BACKGROUND: Evidence suggests an increase in fertility and unintended pregnancy after bariatric surgery; contraceptive counselling, traditionally defined as a discussion of contraception options, is therefore an important facet of surgical planning. Our aim was to investigate patient experiences of contraceptive counselling, the attitudes of health care providers (HCPs) toward contraceptive counselling, and their perceptions of the facilitators and barriers to contraceptive counselling in bariatric surgery clinics. METHODS: We conducted a qualitative study using semistructured interviews with patients and HCPs at publicly funded Canadian bariatric surgery clinics from May 2018 to February 2019. We recruited bariatric HCPs from across Canada using snowball sampling, and recruited patient participants from 3 Canadian bariatric surgery programs. Patient participants had to be at risk of pregnancy in the postoperative period, aged 18-45 years old and have completed all preoperative counselling. We included HCPs who delivered care in a publicly funded, hospital-affiliated bariatric surgery clinic in Canada. Team members analyzed transcripts thematically. RESULTS: We completed 27 interviews (patient = 16, HCP = 11). Our analysis identified 3 separate themes: missing information in contraception counselling, making assumptions about who would benefit from counselling and strategies for improving contraception counselling. We found patients and HCPs wanted more resources on the safety and efficacy of contraceptive methods. INTERPRETATION: Our study showed a need for structured contraceptive counselling in bariatric surgery clinics. Information resources that support patients and HCPs who provide counselling are needed.
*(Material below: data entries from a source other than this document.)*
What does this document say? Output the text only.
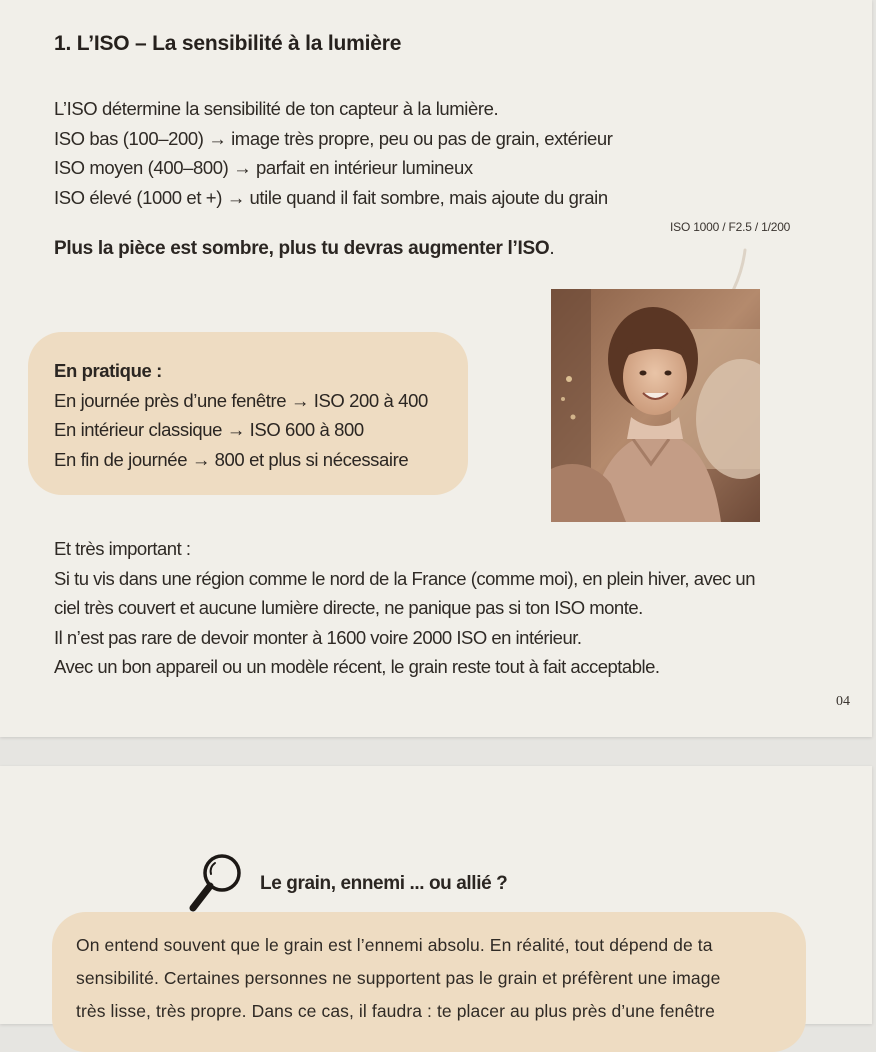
1. L’ISO – La sensibilité à la lumière
L’ISO détermine la sensibilité de ton capteur à la lumière.
ISO bas (100–200) → image très propre, peu ou pas de grain, extérieur
ISO moyen (400–800) → parfait en intérieur lumineux
ISO élevé (1000 et +) → utile quand il fait sombre, mais ajoute du grain
Plus la pièce est sombre, plus tu devras augmenter l’ISO.
ISO 1000 / F2.5 / 1/200
En pratique :
En journée près d’une fenêtre → ISO 200 à 400
En intérieur classique → ISO 600 à 800
En fin de journée → 800 et plus si nécessaire
Et très important :
Si tu vis dans une région comme le nord de la France (comme moi), en plein hiver, avec un
ciel très couvert et aucune lumière directe, ne panique pas si ton ISO monte.
Il n’est pas rare de devoir monter à 1600 voire 2000 ISO en intérieur.
Avec un bon appareil ou un modèle récent, le grain reste tout à fait acceptable.
04
Le grain, ennemi ... ou allié ?
On entend souvent que le grain est l’ennemi absolu. En réalité, tout dépend de ta
sensibilité. Certaines personnes ne supportent pas le grain et préfèrent une image
très lisse, très propre. Dans ce cas, il faudra : te placer au plus près d’une fenêtre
背景:有证据表明,减重手术后生育能力和意外怀孕的情况有所增加;因此,避孕咨询(传统上定义为讨论避孕选择)是手术计划的一个重要方面。我们的目的是调查患者对避孕咨询的体验、医疗保健提供者(HCP)对避孕咨询的态度,以及他们对肥胖手术诊所中避孕咨询的促进因素和障碍的看法。
方法:我们使用半结构式访谈,于 2018 年 5 月至 2019 年 2 月在加拿大有公共资金支持的肥胖手术诊所对患者和 HCP 进行了定性研究。我们使用滚雪球抽样从加拿大各地招募肥胖症 HCP,并从 3 个加拿大肥胖症手术计划中招募患者参与者。患者参与者必须在术后有怀孕风险,年龄在 18-45 岁之间,并且已经完成了所有术前咨询。我们纳入了在加拿大公立医院附属肥胖手术诊所提供护理的 HCP。团队成员对转录本进行了主题分析。
结果:我们完成了 27 次访谈(患者=16,HCP=11)。我们的分析确定了 3 个独立的主题:避孕咨询中信息缺失、对谁将受益于咨询做出假设以及改善避孕咨询的策略。我们发现患者和 HCP 希望获得更多关于避孕方法安全性和有效性的资源。
解释:我们的研究表明肥胖手术诊所需要进行有结构的避孕咨询。需要支持为患者和提供咨询的 HCP 提供信息资源。